Um elemento importante e vivo no livro de Renê é o registro. Renê Ruas resgata o jeito de falar malandro e faceiro que só em Santos se encontra. Ainda que um registro de tempos idos, de expressões que já não se usam mais, mas que marcam um tempo da cidade. E é justamente por esse registro que Renê prende o leitor. Ora para os santistas modernos, que desconhecem completamente aquele jeito de falar, ora para quem não é da cidade, que tem a oportunidade de saber como o santista se expressa.
 
E o santista se expressa no seco, sem plumas, com sua enorme capacidade de bordões e expressões de uma linguagem espertamente figurada.
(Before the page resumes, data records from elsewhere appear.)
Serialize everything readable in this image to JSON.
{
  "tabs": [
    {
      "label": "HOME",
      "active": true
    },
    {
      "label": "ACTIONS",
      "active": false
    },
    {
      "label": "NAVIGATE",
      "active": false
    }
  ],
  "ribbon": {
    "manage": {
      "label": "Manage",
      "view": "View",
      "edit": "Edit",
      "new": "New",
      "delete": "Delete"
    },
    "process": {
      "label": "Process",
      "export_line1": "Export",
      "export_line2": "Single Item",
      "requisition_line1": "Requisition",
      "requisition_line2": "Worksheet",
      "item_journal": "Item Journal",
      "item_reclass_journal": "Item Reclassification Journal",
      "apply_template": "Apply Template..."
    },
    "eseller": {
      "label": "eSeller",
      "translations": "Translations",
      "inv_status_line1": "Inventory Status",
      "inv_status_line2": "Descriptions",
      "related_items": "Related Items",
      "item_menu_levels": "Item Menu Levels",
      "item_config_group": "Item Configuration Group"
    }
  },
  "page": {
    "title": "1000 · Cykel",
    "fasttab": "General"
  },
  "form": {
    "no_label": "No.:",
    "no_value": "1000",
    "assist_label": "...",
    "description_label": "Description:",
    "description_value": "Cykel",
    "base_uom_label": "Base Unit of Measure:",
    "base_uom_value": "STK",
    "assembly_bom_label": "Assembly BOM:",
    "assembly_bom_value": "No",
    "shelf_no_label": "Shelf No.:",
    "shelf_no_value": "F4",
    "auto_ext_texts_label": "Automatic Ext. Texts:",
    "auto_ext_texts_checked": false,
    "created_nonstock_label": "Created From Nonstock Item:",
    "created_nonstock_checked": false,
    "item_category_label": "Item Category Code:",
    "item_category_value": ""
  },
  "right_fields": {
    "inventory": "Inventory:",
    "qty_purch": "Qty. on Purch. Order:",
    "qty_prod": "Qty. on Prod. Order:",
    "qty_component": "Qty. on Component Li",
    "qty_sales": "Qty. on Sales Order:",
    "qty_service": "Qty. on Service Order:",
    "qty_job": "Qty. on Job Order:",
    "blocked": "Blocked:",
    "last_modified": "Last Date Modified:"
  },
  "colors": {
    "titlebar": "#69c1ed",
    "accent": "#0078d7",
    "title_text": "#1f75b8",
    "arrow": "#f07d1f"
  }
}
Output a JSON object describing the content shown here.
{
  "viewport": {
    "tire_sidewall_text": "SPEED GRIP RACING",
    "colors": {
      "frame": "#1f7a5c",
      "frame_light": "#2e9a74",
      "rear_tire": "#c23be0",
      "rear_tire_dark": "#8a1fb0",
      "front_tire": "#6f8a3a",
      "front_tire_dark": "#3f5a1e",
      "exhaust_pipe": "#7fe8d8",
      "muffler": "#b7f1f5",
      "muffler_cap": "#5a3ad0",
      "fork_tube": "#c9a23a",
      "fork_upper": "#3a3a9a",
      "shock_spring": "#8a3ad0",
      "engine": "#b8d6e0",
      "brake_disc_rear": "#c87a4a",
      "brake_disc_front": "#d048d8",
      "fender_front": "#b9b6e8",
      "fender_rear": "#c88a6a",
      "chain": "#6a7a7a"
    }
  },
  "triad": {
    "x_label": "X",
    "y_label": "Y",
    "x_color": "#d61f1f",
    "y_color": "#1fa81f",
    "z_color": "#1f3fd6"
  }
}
E que, obviamente, demanda do receptor um raciocínio ligeiro de associações. O que para os santistas é mamão-com-mel, para quem é de outra localidade o texto pode até soar como sofisticado. O registro encontrado no livro de Renê Ruas exige de seu leitor certa ligeireza de pensamento, antes que a onda o(a) carregue.
 
Renê Ruas deu ênfase aos personagens, objetos e ocorrências do Marapé de sua infância e juventude. Resolveu não correr sérios riscos. Ainda que muito hábil na construção de seu tecido verbal, evitou pavonear seu texto, até mesmo por compromisso à coerência.  Não cabe narrar a história de tantos malandros feito um Alves Redol ou Eça de Queiróz. Por isso, não arriscou: capricou no período simples e períodos compostos só em caso de extrema necessidade. Foi simples e feliz no eixo paradigmático, batendo firme e certeiro numa morfologia que passasse bem longe de uma erudição fora do contexto, sob sério risco de entediar seu leitor(a) e pô-lo(a) para dormir.
 
O humor está presente em quase todas as histórias narradas no livro. Há trechos, sim, não tão contentes assim, mas que com o talento de Renê se tornam retratos peculiares desses personagens. Um outro aspecto positivo no livro Cuíca no Velório é que Renê Ruas reverencia essas figuras comuns, quase anônimas, sem cair na armadilha do pitoresco (no sentido pictorial de descrições pesadas e infinitas que, se mal administradas, jogam o ritmo da narrativa para escanteio).
 
Essa é a cabeça do marapense: rápido no gatilho, sem o canto bonito de uma retórica elaborada. Mas que dentro dessa filosofia, nos surpreende com a sofisticação do trato com o dia-a-dia. Lantejoulas e luréx, só no carnaval. Pelo livro de Renê Ruas, se entende a simplicidade do bairro e sua gente. Pelas narrativas de Ruas, entendemos porque a Rua 9 de Julho de transformou na Rua do Samba.
 
Cuíca no Velório em mãos e podem se aprontar para rir (às vezes muito) das boas histórias de um Marapé que não existe mais. Confesso que, no próximo sábado, na Roda de Samba do Ouro Verde, indagarei o autor sobre a veracidade dos fatos e dos personagens contidos no livro. Porque as histórias chegam às raias do insólito. Quem ler
Cuíca no Velório vai me dar razão.
 
E toca o bonde, motorneiro…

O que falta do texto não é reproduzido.